The downside of social documentation
Sure all the cool kids are doing it but is collaborative, social, conversational product documentation really the best way to meet your customers’ needs? Despite the buzz, Web 2.0-based documentation can act as a roadblock to getting your content to your readers.
Ellis Pratt at Cherryleaf has a good summary of some of the problems experienced by organizations that had made the move to wiki-based documentation:
- Users were struggling to find information they wanted.
- The wiki-based user community platform was incomplete, out-of-date and incorrect in places.
- The content was the most viewed content of all the literature her company produced, but no-one wanted to take responsibility to manage the content.
- The Documentation team did not “own” the community content, but whenever there was an issue, they were asked to fix it.
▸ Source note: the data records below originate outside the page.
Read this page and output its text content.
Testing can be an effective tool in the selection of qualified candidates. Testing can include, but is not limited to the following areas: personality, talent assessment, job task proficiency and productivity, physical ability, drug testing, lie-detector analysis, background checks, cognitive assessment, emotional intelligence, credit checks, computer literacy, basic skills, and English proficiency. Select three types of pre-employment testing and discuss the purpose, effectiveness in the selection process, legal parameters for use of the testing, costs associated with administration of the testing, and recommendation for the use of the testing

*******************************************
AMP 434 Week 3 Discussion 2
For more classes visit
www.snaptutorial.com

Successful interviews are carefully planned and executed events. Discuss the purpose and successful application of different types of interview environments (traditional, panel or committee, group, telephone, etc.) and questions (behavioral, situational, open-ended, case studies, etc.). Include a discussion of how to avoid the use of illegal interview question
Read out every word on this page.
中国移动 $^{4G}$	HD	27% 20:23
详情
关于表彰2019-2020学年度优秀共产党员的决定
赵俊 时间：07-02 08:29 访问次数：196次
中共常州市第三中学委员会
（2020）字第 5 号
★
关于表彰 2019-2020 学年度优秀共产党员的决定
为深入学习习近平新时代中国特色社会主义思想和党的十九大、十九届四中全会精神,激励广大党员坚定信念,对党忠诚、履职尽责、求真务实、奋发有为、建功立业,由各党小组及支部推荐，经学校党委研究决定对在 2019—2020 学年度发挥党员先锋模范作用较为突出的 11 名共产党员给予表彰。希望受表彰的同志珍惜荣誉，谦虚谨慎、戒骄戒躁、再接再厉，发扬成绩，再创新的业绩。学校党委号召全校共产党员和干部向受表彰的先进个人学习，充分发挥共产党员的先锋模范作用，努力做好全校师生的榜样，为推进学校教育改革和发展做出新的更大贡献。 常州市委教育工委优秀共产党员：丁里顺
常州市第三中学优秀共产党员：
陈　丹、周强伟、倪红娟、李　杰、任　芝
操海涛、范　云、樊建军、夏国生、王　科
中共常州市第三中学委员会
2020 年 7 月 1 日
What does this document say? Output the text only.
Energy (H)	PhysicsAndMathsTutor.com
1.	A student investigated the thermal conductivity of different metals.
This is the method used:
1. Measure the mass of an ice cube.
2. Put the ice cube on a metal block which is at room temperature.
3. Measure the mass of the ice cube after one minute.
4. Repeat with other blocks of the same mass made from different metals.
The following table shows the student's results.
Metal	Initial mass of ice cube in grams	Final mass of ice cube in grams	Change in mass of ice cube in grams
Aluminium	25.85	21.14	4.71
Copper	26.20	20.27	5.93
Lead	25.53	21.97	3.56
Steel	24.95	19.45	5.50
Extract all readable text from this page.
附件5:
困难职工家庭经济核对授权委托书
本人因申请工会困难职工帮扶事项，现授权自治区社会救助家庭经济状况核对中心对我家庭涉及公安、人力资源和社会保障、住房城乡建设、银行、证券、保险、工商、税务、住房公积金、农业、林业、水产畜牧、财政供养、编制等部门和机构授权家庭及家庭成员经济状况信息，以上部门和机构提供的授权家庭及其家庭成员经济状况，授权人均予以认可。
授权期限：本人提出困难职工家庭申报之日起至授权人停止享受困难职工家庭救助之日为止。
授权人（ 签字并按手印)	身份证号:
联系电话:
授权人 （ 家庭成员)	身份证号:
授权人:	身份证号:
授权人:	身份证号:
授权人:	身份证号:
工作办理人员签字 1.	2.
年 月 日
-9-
- Users saw it as official information, but the organisation saw it as unofficial information.
- [Management] didn’t want to spend the team’s precious time editing user content at the expense of writing new official content.
- They had a continual battle with content spam.
- It was hard to migrate content between the formal and informal documentation sets.
Some of these issues can be addressed organizationally, and others must be addresed by infrastructure. Many of the features of traditional publishing that we have come to take for granted (namely, predictable, repeatable navigation) have been crippled or lost in the movement to adopt “good enough” publishing tools and strategies.